On the other hand, once a fortnight we at the Alternative Championship Headquarters (AC-HQ) are forced to lay down our shandies, sober up and do some really, reeeeeaally hard work. We scrutinise every second of broadcast footage. We voraciously trawl every website and print story. We crank up the technical resources of the AC-HQ and peek into every corner of the globe. We bribe every PR officer of every F1 team. Failing that, we resort to blackmail, to bring you, our loyal readers, the most alternative view of the sport we can muster. And we do it for the most noble and laudable of reasons; cheap laughs!

Sometimes this is hard going. Sometimes we go without sleep for days at a time. Sometimes we even make stuff up. Not so this week. Frankly we've barely deviated from our normal shandies, crisps and nighty-nights routine. This weekend, the alternative world came to us. Every little thing we encountered from the Brazilian GP was positively pyrite (alternative gold to you). It's as if, for a few short days, the F1 world was marching to an Alternative Antipodean arrhythmic beat. Our beat.

For example, regulars will know that last season we uncovered the infamous McLaren MP4/14 K9 robotic dog industrial espionage project.
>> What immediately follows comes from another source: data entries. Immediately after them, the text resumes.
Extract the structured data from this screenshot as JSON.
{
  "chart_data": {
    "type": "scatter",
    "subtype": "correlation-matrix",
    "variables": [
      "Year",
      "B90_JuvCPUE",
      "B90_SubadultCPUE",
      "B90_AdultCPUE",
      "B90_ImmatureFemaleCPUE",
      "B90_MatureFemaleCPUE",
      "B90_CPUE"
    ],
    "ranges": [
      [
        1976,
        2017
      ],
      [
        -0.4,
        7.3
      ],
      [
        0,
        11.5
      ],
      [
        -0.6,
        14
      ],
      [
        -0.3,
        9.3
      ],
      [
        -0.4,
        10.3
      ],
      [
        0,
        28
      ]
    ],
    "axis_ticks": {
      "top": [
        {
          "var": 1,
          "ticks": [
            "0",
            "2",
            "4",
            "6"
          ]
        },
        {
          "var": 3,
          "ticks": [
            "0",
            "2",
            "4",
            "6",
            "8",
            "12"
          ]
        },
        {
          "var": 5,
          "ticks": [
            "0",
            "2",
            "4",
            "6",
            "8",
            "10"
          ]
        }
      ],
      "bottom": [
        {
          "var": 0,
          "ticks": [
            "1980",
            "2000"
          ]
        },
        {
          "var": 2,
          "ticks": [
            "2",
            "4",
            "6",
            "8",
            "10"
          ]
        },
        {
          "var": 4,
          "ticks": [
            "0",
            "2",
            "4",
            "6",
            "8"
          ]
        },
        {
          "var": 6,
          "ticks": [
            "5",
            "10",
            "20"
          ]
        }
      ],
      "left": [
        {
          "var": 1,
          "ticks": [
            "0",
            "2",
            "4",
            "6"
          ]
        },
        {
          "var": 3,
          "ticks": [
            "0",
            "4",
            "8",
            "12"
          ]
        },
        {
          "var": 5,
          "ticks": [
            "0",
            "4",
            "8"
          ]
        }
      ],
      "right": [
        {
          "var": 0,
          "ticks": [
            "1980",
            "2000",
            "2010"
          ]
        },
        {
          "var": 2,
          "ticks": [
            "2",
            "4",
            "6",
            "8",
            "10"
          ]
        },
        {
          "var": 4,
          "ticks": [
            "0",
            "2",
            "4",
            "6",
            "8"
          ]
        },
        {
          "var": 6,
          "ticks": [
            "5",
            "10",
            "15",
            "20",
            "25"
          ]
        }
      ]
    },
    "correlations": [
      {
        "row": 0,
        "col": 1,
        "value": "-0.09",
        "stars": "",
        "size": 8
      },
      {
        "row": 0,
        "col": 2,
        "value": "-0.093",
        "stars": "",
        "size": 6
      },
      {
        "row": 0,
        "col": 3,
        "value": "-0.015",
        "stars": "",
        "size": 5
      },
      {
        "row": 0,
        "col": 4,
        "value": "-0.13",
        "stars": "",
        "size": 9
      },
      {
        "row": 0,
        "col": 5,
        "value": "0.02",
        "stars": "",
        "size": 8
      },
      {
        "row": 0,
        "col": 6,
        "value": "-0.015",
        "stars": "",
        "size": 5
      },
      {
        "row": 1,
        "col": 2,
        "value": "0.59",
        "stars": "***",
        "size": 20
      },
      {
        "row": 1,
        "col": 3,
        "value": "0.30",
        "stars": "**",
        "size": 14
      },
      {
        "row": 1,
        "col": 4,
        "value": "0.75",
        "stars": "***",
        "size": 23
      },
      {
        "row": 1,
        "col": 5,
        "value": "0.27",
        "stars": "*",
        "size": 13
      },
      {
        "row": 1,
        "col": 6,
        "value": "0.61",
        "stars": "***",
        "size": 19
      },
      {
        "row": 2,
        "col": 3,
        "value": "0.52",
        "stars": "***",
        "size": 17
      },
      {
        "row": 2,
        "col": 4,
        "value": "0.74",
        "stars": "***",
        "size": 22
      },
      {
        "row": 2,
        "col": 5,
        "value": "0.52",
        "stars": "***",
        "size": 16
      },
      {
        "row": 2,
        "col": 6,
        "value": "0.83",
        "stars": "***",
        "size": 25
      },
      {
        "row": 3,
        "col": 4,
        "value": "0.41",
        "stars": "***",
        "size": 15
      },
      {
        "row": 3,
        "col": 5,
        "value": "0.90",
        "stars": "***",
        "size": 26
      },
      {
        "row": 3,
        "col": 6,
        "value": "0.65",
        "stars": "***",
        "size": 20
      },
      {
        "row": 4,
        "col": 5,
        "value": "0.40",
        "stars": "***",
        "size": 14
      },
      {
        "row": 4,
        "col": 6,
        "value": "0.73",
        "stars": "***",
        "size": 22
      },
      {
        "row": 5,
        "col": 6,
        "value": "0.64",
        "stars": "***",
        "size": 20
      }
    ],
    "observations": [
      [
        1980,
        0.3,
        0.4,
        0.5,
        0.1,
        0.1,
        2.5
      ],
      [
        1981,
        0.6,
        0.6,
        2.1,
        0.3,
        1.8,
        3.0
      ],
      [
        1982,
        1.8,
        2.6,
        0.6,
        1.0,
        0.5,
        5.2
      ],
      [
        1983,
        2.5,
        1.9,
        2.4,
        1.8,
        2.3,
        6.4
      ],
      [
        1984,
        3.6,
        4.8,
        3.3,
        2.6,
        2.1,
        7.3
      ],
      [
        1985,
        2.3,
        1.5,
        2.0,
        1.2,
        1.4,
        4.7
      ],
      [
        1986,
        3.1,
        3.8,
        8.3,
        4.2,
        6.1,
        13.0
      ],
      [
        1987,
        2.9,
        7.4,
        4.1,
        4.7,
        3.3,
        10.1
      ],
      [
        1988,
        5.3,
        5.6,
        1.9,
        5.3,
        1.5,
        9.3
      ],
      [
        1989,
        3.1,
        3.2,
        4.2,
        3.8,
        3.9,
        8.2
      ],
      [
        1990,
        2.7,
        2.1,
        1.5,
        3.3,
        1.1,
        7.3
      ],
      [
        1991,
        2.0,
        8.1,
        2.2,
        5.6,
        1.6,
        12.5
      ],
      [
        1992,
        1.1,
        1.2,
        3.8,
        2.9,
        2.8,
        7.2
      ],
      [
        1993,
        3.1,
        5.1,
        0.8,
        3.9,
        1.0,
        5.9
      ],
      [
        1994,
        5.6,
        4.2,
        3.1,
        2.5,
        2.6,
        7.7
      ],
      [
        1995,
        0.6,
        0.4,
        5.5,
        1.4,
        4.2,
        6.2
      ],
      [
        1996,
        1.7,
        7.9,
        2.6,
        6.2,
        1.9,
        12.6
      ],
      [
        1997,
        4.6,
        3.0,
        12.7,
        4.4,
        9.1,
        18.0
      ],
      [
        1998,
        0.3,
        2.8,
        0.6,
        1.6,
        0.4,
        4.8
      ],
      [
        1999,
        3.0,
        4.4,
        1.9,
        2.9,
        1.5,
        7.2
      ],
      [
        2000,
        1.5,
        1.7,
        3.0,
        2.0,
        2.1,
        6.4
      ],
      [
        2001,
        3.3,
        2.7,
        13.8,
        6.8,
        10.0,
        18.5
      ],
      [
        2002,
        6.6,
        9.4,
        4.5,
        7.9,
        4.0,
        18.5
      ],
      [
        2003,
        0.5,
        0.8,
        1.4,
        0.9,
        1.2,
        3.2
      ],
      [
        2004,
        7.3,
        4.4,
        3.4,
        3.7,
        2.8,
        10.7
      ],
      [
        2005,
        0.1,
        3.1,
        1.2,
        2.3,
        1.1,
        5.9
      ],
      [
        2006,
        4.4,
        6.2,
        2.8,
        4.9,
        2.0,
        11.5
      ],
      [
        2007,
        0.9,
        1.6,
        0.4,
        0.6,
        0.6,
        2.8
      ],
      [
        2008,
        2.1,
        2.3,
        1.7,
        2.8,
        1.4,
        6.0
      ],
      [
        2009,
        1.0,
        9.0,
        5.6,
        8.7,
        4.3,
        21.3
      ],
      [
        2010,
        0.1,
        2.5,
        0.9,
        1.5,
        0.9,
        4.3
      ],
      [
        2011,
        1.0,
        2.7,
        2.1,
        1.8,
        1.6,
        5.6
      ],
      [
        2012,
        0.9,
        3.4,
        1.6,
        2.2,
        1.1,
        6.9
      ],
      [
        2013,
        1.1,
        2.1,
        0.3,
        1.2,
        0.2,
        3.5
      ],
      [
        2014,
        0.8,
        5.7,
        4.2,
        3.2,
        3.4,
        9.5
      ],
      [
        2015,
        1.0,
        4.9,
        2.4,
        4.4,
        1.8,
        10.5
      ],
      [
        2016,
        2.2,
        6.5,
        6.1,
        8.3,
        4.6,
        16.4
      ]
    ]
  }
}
Last week, it was widely reported in the popular press, that "between the Flavs" Benetton designer Nick Wirth, has produced a robotic canine, known affectionately as RoboDog RS-01, modestly priced at £20,000. Apparently this robotic K9 can do everything a real dog does, including chasing balls and lifting its leg. Here's the thing Nick. We were kidding! It was a joke! There was no MP4/14 K9. We made it all up.

The next one is even better. Pick the odd pair out here. Morcombe and Wise, Cook and Moore, Hope and Crosby, Hale and Pace, Briatore and Jordan? Trick question. All are powerhouse comic giants. Apparently our repeated berating of Benetton master and AC-HQ arch-nemesis Flav, finally has borne fruit. Flav brought the house down in his pre-event press conference with new comedic partner, Eddie Jordan. Flav and EJ layed 'em in the aisles with an impromptu performance which included supermodel gags, old-guy gags and even Viagra gags. Just when we thought it could get no better, the tanned one closed up with a display of humility that caused us to drop our collective shandies. He almost had us fooled (easily done). But then we clicked. Everything Flav did and said in Friday's interview was designed to curry favour with us. We can only assume this was a direct attempt to gain some positive points in the AC. Well guess what Flav? We didn't buy it. We still hate you and that lycra clad twig you insist on toting around with you.